Dans cette cause, l'argumentation a tourné autour de la question de savoir si les marchandises en cause sont admissibles à titre de «panneaux muraux» ou de «matériaux pour murs», selon les termes de la disposition d'exemption. L'avocat de l'intimé a soutenu que la fonction des miroirs muraux relève de la décoration, de l'architecture ou de la stylique, alors que les miroirs de toilette sont de nature plus utilitaires. En outre, les miroirs de toilette sont un produit fini lorsqu'ils quittent l'usine de l'appelante et ne peuvent être, pour cette raison, considérés comme des «matériaux» au sens de la disposition d'exemption. L'avocat a soutenu, enfin, que l'appelante ne s'était pas acquittée de son fardeau de prouver que la cotisation était incorrecte.

L'avocat de l'appelante a adopté la position selon laquelle les miroirs en question peuvent être considérés soit comme des panneaux muraux, soit comme des matériaux pour murs. L'élément essentiel de cette position est que l'article 18 vise, dans son ensemble, les revêtements fixés définitivement aux murs plutôt que les composants qui entrent dans la construction d'un mur. En d'autres termes, l'avocat a soutenu que cette disposition s'applique d'abord et avant tout aux articles finis qui sont amenés en un certain lieu pour y être définitivement installés. L'avocat a constaté que puisqu'il n'y a pas de désaccord entre les parties quant au fait que les marchandises sont fixées définitivement aux murs, on peut avancer que Revenu Canada a établi, dans son traitement fiscal des miroirs, une distinction arbitraire entre les salles de bains et les autres lieux des résidences, ainsi qu'entre les miroirs qui recouvrent totalement les murs et ceux qui les recouvrent partiellement.
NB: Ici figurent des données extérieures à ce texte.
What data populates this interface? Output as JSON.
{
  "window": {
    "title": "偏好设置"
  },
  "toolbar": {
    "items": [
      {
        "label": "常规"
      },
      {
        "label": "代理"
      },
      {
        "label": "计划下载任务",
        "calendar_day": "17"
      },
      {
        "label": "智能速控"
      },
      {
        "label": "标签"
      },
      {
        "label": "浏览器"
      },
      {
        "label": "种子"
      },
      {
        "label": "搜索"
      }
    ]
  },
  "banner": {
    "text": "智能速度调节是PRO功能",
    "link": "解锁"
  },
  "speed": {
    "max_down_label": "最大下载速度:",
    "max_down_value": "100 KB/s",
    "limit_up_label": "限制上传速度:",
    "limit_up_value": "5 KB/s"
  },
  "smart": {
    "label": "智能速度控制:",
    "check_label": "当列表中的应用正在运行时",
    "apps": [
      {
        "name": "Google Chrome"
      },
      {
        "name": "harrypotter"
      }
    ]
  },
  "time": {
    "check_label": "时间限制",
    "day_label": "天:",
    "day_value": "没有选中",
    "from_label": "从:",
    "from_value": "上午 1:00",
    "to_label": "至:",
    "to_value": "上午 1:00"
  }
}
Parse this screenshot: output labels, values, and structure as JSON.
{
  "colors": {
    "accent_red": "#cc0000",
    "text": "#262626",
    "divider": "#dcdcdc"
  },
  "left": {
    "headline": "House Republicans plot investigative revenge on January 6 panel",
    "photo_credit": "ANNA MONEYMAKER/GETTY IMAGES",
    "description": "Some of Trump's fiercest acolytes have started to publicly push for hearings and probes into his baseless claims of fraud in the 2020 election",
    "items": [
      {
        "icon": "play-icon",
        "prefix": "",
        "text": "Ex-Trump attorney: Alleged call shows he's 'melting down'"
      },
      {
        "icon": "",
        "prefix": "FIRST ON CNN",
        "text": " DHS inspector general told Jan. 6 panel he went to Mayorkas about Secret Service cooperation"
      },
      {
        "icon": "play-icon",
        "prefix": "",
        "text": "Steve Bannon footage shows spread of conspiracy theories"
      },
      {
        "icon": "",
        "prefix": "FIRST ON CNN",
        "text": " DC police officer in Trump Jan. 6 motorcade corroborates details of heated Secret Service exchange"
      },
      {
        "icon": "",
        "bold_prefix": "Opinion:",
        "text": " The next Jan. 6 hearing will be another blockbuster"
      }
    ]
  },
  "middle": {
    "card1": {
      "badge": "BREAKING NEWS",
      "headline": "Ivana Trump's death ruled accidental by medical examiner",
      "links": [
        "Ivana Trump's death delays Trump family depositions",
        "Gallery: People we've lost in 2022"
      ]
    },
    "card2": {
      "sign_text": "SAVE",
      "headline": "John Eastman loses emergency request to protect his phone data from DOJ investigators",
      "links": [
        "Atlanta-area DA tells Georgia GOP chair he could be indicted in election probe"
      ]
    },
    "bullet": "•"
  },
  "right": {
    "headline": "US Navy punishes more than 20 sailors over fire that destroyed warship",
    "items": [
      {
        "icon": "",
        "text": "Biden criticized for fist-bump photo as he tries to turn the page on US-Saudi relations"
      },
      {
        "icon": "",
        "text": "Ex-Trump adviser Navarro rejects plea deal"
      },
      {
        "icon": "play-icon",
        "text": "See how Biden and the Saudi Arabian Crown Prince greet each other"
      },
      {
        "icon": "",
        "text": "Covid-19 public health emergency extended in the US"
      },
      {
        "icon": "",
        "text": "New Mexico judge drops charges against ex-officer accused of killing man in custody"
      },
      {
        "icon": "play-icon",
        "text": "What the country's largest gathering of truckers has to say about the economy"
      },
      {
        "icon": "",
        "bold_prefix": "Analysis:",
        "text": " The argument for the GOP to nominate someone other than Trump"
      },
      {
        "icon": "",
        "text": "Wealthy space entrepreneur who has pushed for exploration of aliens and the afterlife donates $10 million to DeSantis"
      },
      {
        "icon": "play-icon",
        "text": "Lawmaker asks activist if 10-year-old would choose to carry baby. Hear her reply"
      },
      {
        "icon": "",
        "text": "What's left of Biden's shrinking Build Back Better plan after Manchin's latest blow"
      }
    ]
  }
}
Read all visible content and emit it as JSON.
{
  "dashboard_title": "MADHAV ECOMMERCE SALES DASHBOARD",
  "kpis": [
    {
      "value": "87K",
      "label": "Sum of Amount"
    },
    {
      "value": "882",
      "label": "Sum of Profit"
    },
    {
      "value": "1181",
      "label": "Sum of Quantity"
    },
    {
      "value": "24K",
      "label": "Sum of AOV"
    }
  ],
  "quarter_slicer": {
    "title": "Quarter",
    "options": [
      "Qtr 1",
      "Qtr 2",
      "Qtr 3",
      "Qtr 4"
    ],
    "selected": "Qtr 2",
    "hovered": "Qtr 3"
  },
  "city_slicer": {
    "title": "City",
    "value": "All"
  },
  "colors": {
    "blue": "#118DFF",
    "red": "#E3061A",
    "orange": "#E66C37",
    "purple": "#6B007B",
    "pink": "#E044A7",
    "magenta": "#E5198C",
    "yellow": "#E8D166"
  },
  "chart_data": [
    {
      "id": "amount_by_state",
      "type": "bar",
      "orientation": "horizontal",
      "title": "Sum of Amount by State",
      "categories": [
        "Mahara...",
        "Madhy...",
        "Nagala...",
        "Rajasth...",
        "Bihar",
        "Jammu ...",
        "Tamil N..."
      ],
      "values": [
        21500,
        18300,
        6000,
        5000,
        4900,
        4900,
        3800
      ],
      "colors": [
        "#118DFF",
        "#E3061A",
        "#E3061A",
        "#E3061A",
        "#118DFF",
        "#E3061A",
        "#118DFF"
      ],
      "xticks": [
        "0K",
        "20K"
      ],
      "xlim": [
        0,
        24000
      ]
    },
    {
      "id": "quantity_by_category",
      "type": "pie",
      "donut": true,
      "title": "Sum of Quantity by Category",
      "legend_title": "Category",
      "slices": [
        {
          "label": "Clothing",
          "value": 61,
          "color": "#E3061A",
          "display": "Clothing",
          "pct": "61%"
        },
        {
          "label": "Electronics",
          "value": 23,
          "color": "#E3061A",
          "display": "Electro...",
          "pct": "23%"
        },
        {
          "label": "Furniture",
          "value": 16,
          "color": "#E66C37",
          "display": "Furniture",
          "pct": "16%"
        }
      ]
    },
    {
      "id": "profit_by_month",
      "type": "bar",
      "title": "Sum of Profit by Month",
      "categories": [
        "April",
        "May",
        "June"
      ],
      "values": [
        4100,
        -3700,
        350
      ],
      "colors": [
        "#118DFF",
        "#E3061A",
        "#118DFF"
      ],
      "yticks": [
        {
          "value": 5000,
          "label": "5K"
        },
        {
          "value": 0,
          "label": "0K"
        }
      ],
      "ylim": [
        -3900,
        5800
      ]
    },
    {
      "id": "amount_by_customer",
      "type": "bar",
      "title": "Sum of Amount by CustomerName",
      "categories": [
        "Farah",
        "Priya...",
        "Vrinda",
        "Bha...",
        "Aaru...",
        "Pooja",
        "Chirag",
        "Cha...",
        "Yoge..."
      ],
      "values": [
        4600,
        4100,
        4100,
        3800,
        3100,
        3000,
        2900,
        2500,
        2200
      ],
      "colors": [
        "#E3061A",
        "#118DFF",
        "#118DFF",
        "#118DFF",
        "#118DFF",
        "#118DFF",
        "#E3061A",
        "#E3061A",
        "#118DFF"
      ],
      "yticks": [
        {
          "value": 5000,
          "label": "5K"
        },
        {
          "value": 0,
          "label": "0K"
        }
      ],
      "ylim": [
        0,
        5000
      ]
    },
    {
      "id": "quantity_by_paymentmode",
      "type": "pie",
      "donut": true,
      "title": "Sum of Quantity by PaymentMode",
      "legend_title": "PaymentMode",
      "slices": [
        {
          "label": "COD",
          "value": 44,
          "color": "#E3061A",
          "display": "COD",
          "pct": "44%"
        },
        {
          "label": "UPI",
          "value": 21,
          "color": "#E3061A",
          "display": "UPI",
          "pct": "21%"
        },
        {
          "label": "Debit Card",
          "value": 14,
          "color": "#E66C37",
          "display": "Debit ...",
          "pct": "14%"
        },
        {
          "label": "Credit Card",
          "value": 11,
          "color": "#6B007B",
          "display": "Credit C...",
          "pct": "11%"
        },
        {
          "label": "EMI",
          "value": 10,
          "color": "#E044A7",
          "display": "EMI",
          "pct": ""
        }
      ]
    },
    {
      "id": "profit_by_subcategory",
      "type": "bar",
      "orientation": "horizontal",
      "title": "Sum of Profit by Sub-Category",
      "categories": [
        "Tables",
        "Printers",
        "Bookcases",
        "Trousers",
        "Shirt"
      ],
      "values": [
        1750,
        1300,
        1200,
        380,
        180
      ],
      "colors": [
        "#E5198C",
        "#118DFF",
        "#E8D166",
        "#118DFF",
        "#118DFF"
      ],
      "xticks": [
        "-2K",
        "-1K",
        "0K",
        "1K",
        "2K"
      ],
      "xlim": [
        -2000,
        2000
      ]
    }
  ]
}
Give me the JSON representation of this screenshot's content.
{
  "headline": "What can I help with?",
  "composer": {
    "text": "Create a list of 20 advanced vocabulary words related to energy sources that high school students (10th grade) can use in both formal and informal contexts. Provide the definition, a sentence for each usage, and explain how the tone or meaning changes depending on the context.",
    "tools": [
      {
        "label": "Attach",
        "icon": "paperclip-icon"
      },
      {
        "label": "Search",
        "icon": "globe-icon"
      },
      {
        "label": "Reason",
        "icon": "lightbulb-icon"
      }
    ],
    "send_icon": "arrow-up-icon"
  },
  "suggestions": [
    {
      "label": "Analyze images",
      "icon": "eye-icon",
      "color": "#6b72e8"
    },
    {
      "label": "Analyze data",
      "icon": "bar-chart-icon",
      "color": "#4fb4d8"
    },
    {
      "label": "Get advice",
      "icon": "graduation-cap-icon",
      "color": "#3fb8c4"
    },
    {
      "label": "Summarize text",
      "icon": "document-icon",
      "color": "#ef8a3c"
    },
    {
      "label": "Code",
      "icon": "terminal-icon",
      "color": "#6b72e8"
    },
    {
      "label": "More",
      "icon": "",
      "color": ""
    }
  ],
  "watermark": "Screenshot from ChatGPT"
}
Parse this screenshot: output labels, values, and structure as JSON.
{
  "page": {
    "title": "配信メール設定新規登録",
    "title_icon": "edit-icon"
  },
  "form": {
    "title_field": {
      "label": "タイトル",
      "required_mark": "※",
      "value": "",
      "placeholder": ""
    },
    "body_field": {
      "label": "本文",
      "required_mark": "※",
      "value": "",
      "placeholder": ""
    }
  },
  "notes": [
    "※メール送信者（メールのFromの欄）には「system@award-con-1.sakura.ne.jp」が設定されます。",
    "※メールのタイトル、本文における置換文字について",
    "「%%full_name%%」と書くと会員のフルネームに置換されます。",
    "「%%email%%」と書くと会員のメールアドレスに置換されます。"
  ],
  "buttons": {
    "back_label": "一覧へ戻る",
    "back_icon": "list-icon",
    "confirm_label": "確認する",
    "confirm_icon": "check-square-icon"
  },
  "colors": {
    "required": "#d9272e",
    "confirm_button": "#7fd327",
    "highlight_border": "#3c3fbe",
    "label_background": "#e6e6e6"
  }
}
De l'avis du Tribunal, les éléments de preuve sont clairement favorables à la position de l'appelante. L'article 18 de la partie I de l'annexe V ne mentionne aucun type de miroir ni aucun endroit particulier à l'intérieur d'un ensemble architectural. Cet article vise une catégorie de marchandises faisant partie de l'ensemble général des matériaux de construction, catégorie qui comprend le papier peint, mais pas la moquette, deux articles qui ne sont généralement pas considérés comme des éléments fondamentaux de la construction d'un mur. Ainsi, à notre avis, cet article vise au moins un certain nombre de matériaux de revêtement mural. La position adoptée par Revenu Canada au sujet des miroirs muraux allant du plancher au plafond est de nature à confirmer cette conception. La question qui se pose alors est celle de savoir s'il y a quelque chose dans l'article 18 qui soit susceptible de faire établir un distinction entre un miroir couvrant la totalité d'un mur et un miroir couvrant toute la hauteur et toute la largeur d'un mur, malgré qu'il ne couvre que la partie du mur allant du plafond à la bordure supérieure du meuble-lavabo, comme l'illustre la pièce B-1. Compte tenu du fait que les deux types de miroirs sont installés de façon définitive et ne peuvent être enlevés sans dommage important, le Tribunal ne voit rien dans l'article 18 qui pourrait logiquement conduire à établir une distinction entre ces deux produits. Le Tribunal ne voit, non plus, aucun fondement à l'opinion selon laquelle une distinction pourrait être établie en fonction de l'emplacement du miroir dans un bâtiment ou du fait que sa destination relève de la décoration, de l'architecture ou de la stylique. De fait, il pourrait être soutenu qu'un miroir remplit toujours ces fonctions, quel que soit son emplacement dans un bâtiment.

En conséquence, l'appel est admis.


[ Table des matières]

1. L.R.C. (1970), ch. E-13, dans sa version modifiée.